Il segretario al Tesoro Usa Janet Yellen l’ha definita “una manovra al passo coi tempi” perché per affrontare le sfide globali di oggi, soprattutto dopo le ferite inferte da una pandemia senza precedenti nell’era moderna, “non possiamo continuare ad agire come se fossimo nel 2010”. Il commento – e soprattutto l’incitamento a osare rivolto al Congresso, dove i repubblicani sono già sul piede di guerra – è alla proposta del presidente americano Joe Biden che, anticipa il New York Times, si appresta a presentare domani una manovra da 6mila miliardi di dollari, pronta ad entrare nella storia perché propone una spesa pubblica federale mai così elevata dai tempi della Seconda guerra mondiale.

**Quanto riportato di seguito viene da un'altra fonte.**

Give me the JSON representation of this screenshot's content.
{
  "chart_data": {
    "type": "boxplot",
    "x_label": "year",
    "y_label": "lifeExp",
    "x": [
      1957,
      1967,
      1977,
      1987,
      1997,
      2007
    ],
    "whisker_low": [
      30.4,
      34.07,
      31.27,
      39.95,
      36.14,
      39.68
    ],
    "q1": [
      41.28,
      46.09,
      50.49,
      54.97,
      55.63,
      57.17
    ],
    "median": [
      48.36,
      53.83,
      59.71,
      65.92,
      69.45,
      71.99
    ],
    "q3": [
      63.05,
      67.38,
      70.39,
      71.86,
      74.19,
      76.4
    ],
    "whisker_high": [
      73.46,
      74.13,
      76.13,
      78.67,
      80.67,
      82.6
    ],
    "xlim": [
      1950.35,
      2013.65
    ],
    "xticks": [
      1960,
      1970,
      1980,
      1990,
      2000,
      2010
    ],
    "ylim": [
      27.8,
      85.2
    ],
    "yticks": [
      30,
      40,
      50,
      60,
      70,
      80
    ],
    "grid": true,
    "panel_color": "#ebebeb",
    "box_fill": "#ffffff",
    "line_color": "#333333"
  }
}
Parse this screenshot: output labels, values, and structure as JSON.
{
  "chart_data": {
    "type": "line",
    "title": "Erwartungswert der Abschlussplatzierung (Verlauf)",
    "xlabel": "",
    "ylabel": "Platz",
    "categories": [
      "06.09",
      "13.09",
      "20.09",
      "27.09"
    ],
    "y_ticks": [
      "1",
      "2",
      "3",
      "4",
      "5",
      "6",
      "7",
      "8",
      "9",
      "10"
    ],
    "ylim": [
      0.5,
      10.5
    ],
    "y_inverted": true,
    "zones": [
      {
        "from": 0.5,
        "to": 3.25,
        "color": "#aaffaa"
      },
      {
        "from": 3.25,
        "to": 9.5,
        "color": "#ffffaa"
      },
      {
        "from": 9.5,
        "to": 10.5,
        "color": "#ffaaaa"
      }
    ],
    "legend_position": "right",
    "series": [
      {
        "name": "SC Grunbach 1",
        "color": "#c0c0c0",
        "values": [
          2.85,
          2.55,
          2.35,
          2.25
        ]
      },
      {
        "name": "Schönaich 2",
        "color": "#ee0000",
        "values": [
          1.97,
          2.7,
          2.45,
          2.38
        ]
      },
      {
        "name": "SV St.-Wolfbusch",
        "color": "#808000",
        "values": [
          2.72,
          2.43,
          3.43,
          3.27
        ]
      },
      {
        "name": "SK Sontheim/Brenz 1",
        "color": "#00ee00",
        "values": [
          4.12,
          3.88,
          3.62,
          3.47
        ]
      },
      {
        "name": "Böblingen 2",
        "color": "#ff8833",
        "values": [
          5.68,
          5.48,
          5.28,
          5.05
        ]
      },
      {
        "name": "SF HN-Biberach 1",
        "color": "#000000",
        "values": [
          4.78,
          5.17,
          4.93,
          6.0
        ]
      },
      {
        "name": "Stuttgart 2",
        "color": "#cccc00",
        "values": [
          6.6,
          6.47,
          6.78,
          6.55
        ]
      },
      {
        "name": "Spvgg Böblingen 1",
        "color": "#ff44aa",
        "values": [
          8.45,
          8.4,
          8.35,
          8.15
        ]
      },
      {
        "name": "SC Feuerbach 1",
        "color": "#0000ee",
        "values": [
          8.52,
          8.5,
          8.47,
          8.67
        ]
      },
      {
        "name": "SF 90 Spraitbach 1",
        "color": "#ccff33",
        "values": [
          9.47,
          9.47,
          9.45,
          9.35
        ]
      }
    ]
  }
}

Un bilancio monstre che nelle intenzioni del presidente statunitense deve servire non solo a tirare fuori l’America dalle sabbie mobili della crisi, ma a combattere il rischio reale di un declino economico e sociale. E a ricostruire da cima a fondo un Paese che vuole mantenere la sua leadership mondiale e vincere la corsa per la competizione con la Cina.

Biden con la sua prima finanziaria vuole imprimere un cambio di marcia senza precedenti rispetto agli ultimi decenni, a suo modo con l’obiettivo di fare di nuovo grande l’America come recita lo slogan simbolo del predecessore. Ma le differenze con Donald Trump sono enormi. A partire dalla copertura finanziaria prevista per sostenere la maxi manovra del nuovo inquilino della Casa Bianca: quell’aumento delle tasse soprattutto per le grandi società e gli americani più ricchi che tante resistenze incontra anche tra i democratici.

La previsione è di rastrellare così tante entrate fiscali come non accadeva dai tempi del secondo mandato di Bill Clinton, rafforzando anche la lotta all’evasione e all’elusione fiscale. Soldi con cui Biden intende portare avanti il suo American Jobs Plan da oltre 4 mila miliardi di dollari, le cui due gambe sono il piano per l’ammodernamento delle infrastrutture e quello per le famiglie. Dunque investimenti per strade, ponti, reti idriche, banda larga, auto elettriche, ricerca. Ma anche asili, scuole, sanità, assistenza sociale, congedi parentali o per malattia retribuiti a livello nazionale. Continueranno ad aumentare anche le spese del Pentagono, ma ad un ritmo inferiore rispetto al passato.

Tutto ciò costerà un aumento del deficit federale che arriverà a 1.800 miliardi di dollari nel 2022, nonostante il rimbalzo dell’economia e una ripresa che per l’amministrazione Usa sarà la più veloce mai registrata dagli anni ’80. A lievitare a livelli che riportano all’era della Seconda guerra sarà anche il debito pubblico, che nelle previsioni sfonderà il tetto del 117%. Se ci saranno da convincere e non poco i repubblicani, Wall Street al momento sembra reagire positivamente, anche sulla scia dei buoni dati sull’andamento del Pil e dell’occupazione. Intanto proprio i repubblicani hanno presentato un contro piano da 920 miliardi di dollari sulle infrastrutture. Piano già bocciato dalla Casa Bianca.